「小料理屋 桜」を最初から読まれる方はこちらから
雄二が終電近くに帰ってから桜子は迷ったが康之に電話をした。
「こんな遅くにごめんなさい。今、いいかしら。」
「構わないよ。俺とよりを戻してくれる報告?」
その言葉に桜子は黙ってしまった。
「黙るって事は違うんだ。あいつと結婚でもするの?」
「えぇ。あなたに言うべきか迷ったけど、一度は夫婦になった私達だもの。言っといた方がいいと思って。」
暫く康之は黙っていたが、おそらく無理をしているのだろう。
笑い声で、
「あいつは俺と違う。今度こそ幸せになれよ。」
「ありがとう。報告はこれだけ。」
「結婚式には俺は招待してくれないの?」
「…。出来る訳ないじゃない。元夫を招待なんて。それに結婚式なんて大げさな事はしないわ。
身内だけで報告会をするだけ」
「そう…。じゃな。」
康之が電話を切る時に一瞬の間があったのが、気になったがそれはほんの少しの事だった。
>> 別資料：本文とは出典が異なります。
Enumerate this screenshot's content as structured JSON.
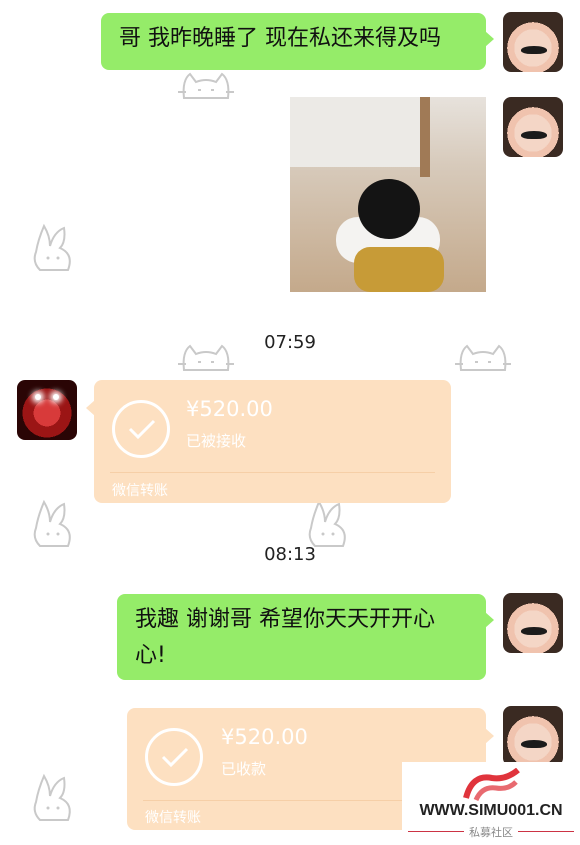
{
  "messages": {
    "msg1": "哥 我昨晚睡了 现在私还来得及吗",
    "time1": "07:59",
    "transfer1": {
      "amount": "¥520.00",
      "status": "已被接收",
      "footer": "微信转账"
    },
    "time2": "08:13",
    "msg2_line1": "我趣 谢谢哥  希望你天天开开心",
    "msg2_line2": "心!",
    "transfer2": {
      "amount": "¥520.00",
      "status": "已收款",
      "footer": "微信转账"
    }
  },
  "watermark": {
    "site": "WWW.SIMU001.CN",
    "sub": "私募社区"
  }
}
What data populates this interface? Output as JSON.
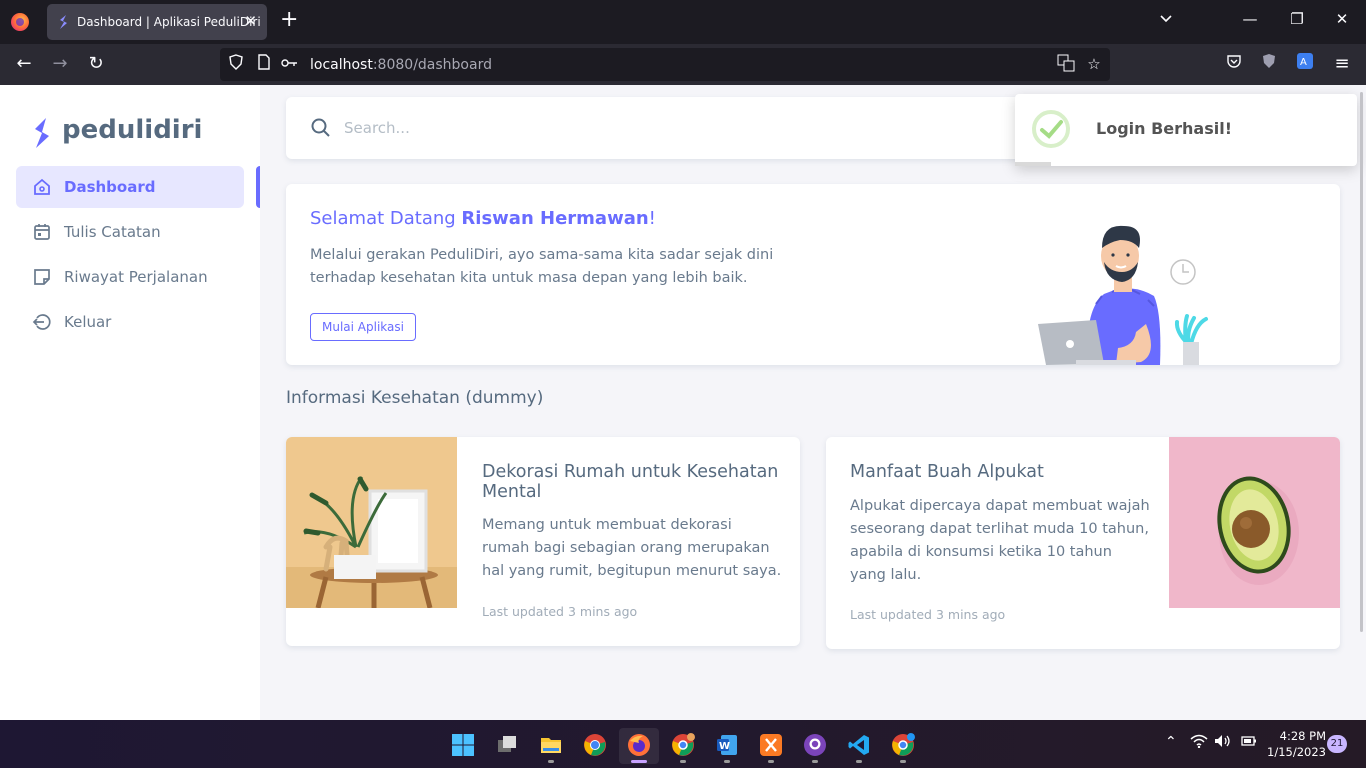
{
  "browser": {
    "tab_title": "Dashboard | Aplikasi PeduliDiri",
    "url_host": "localhost",
    "url_rest": ":8080/dashboard"
  },
  "app": {
    "brand": "pedulidiri",
    "accent": "#696cff",
    "menu": [
      {
        "label": "Dashboard",
        "icon": "home-icon",
        "active": true
      },
      {
        "label": "Tulis Catatan",
        "icon": "calendar-icon",
        "active": false
      },
      {
        "label": "Riwayat Perjalanan",
        "icon": "note-icon",
        "active": false
      },
      {
        "label": "Keluar",
        "icon": "logout-icon",
        "active": false
      }
    ],
    "search": {
      "placeholder": "Search..."
    },
    "toast": {
      "title": "Login Berhasil!",
      "status_color": "#a5dc86"
    },
    "welcome": {
      "greeting": "Selamat Datang ",
      "name": "Riswan Hermawan",
      "suffix": "!",
      "text": "Melalui gerakan PeduliDiri, ayo sama-sama kita sadar sejak dini terhadap kesehatan kita untuk masa depan yang lebih baik.",
      "button": "Mulai Aplikasi"
    },
    "section_title": "Informasi Kesehatan (dummy)",
    "cards": [
      {
        "title": "Dekorasi Rumah untuk Kesehatan Mental",
        "text": "Memang untuk membuat dekorasi rumah bagi sebagian orang merupakan hal yang rumit, begitupun menurut saya.",
        "meta": "Last updated 3 mins ago"
      },
      {
        "title": "Manfaat Buah Alpukat",
        "text": "Alpukat dipercaya dapat membuat wajah seseorang dapat terlihat muda 10 tahun, apabila di konsumsi ketika 10 tahun yang lalu.",
        "meta": "Last updated 3 mins ago"
      }
    ]
  },
  "taskbar": {
    "apps": [
      "start-icon",
      "task-view-icon",
      "file-explorer-icon",
      "chrome-icon",
      "firefox-icon",
      "chrome-profile-icon",
      "word-icon",
      "xampp-icon",
      "github-desktop-icon",
      "vscode-icon",
      "chrome-dev-icon"
    ],
    "time": "4:28 PM",
    "date": "1/15/2023",
    "notifications": "21"
  }
}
桜子と雄二が結婚するまでバタバタした毎日が続いていた。
雄二は昼間、ギャラリーの仕事があったし、桜子は夜、店の仕事があった。
雄二が何とか時間を作って桜子は雄二の両親に挨拶に行く事が出来た。
「桜ちゃん、久しぶりね。上がって、上がって。」
雄二の母親は大学時代から付き合ってる時から桜子の事を自分の娘の様に可愛がっていたので
この日を待ちに待っていた様だった。父親は何も言わなかったが微笑みながら桜子の事を観ていて
桜子の訪問を歓迎している様だった。
話は雄二の母親の趣味でもあるお茶の為の茶室でおこなわれた。
母親が雄二、桜子、夫の為に茶を入れ話は始まった。
桜子は大学時代に雄二の母親に茶の道を教えてもらっていたものだったので
最低限度のマナーは心得ていて静かな時間が流れる中話は進んだ。
「雄二に聞いたわよ。結婚するんですって?」
母親から茶を受け取りながら、桜子は一口飲んで、
「はい。」
とだけ答えた。
「嬉しいわ。私に娘が出来るのね。ねぇお父さん。」
父親も和服を着て茶を受け取りながら小さくうなずいた。
「結婚式はするの?」
「いえ。私のお店で報告会だけします。」
「それに私達も参加してもいいかしら。」
招待客は顧客だけだと考えていたので、一瞬考えてしまったが桜子にはすでに両親はいない。
母親は生きているが縁も切ったも当然だから呼ぶつもりはなかった。
「もちろんです。ぜひ来てください。」
「あとは住む場所ね。もう決めたの?」
それは雄二にも桜子にも聞いてる様だった。母親の質問に答えたのは雄二だった。
「それはまだ。お互いいそがしくってっさ。でも俺のギャラリーと桜子の店の間位に決めようと思ってる。」
「でも本当に良かった。雄二ったらずっと桜子さんの事を想ってたのよ。」
雄二はクスクス笑いながら言った母親の言葉に茶器を落としそうになりそうになったが、
「母さん、余計な事を言わなくてもいいから。」
こうやって二人の結婚は進んでいくのだろう。